The technology exists today to identify a set of proteins that is required for invasiveness. Using a technique known as RNA interference (RNAi), genes can be turned off almost at will. The technology makes it possible to silence multiple genes in both tumor cells and in genetically engineered mice. With conditional promoters and RNAi, selected genes can be turned off at will upon exposure to a drug such as doxycyline. [43] Tumor cell lines and mice can be created that are conditionally deficient in the expression of different sets of proteins implicated in invasiveness. These mice and tumor cell lines can then be examined for the ability to engage in, and support invasive processes with the set of genes on or turned off. In this manner comprehensive sets of proteins that are required for the expression of physiological and malignant invasiveness can be identified. The data will supplement that obtained from pattern analysis in tissue samples, and can aid in pattern selection, but are probably not absolutely essential, and should not be rate limiting. However, given the large investment in developing a set of 5-10 drugs, it seems highly prudent to have this information.

A detailed analysis of the expression patterns within normal tissues of the key proteins, known to effect or reflect proliferation and invasiveness could be obtained within 12-18 months time, given a focused effort and appropriate resources.
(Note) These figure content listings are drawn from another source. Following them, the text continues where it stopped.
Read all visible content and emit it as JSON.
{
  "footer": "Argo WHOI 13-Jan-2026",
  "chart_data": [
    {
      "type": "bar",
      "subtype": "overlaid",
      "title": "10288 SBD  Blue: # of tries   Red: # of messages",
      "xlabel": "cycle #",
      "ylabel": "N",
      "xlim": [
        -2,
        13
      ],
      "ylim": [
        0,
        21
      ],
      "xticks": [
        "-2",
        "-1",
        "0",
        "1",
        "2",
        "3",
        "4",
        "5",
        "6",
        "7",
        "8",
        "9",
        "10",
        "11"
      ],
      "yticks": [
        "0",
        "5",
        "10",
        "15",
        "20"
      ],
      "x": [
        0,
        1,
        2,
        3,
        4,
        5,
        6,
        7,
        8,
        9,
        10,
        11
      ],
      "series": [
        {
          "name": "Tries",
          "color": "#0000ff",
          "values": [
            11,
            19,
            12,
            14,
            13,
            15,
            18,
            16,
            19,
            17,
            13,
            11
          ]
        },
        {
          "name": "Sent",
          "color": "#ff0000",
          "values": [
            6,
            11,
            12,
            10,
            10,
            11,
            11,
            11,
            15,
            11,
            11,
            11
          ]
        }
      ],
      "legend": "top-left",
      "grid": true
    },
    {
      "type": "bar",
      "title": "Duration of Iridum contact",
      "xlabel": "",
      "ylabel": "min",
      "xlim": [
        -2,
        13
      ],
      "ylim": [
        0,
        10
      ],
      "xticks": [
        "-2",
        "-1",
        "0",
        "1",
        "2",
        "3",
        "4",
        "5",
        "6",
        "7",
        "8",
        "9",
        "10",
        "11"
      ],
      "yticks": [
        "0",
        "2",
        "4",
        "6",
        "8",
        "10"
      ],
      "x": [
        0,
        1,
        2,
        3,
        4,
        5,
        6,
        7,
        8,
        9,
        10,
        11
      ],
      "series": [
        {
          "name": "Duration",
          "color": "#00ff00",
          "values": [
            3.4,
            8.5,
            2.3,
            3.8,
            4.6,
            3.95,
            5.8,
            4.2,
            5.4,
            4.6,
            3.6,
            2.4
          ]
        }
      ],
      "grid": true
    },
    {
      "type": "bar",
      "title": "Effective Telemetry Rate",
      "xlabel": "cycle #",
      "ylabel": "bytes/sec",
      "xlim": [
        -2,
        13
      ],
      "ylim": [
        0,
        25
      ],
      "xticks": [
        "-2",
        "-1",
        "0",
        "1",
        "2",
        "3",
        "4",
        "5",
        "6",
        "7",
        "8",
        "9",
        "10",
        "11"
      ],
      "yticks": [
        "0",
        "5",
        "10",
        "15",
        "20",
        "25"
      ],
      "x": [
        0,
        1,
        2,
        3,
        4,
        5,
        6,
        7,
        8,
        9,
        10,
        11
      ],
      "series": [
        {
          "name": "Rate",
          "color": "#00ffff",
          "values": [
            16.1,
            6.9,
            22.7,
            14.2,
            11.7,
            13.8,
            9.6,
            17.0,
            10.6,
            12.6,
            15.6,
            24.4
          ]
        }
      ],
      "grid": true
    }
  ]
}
The identification and selection of a comprehensive set of targeting patterns would take about two to three years. The exact number of patterns required is currently unknown but will become clear as experimental work to select the patterns progresses.



Footnotes

[i] Or other types of biomolecules

[ii] As a practical matter, invasiveness can serve as an excellent marker for malignant behavior provided that the drugs are not used during periods of physiological invasiveness such as wound healing.

[iii] This is true by definition.

[iv] This is a conservative figure as many cancer cells are dead end and lack the ability to sustain cancer.

[vi] And other biomolecules

[vii] Although this doesn’t explain prostate cancer. Normal prostate cells replicate rather slowly.